A universal approach for video understanding tasks with language grounding

35,000

Awarded Resources (in node hours)

LUMI-G

System Partition

January 2025 - January 2026

Allocation Period

AI Technology: Vision (image recognition, image generation, text recognition OCR, etc.) | Natural Language Processing

The goal of this project is to design a framework that unifies multiple video grounding tasks. The aim is to develop a video-language model flexible to take different type of inputs and produce different type of outputs for various spatio-temporal grounding problems. The core idea of the proposed model is that an LLM is used both to understand the requirements of each task and to generate predictions as a sequence, and a visual grounding model ingests language embeddings that guide the detection of the language components in the video.

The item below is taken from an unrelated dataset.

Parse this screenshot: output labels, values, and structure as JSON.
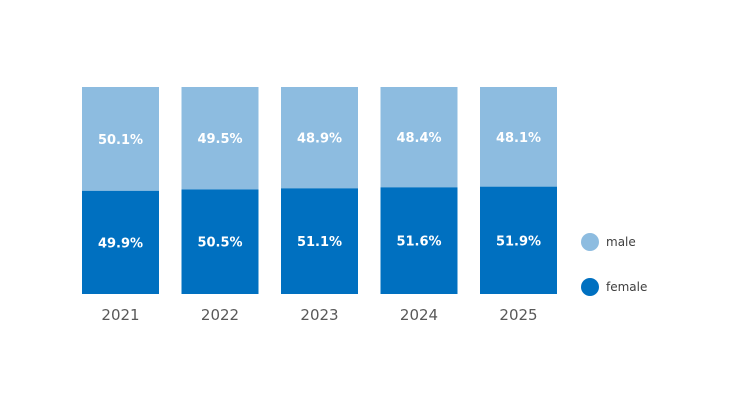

While existing models excel at semantic tasks like captioning, they perform poorly on spatial-temporal reasoning, which is critical for areas such as robotics and self-driving cars. To address this, the project proposes a model that unifies various video grounding tasks—such as spatio-temporal grounding and referring expression comprehension—offering a more comprehensive approach than current models that typically focus on isolated tasks.

The project can have significant impact in various disciplines. For example, it can aid robots to manipulate objects given instructions in natural language, or it can enhance self-driving cars with grounded conversation capabilities between the driver and the car for more effective and safe driving. Finally, it can enhance video retrieval with a more fine-grained approach, providing spatio-temporal locations in the video for user queries.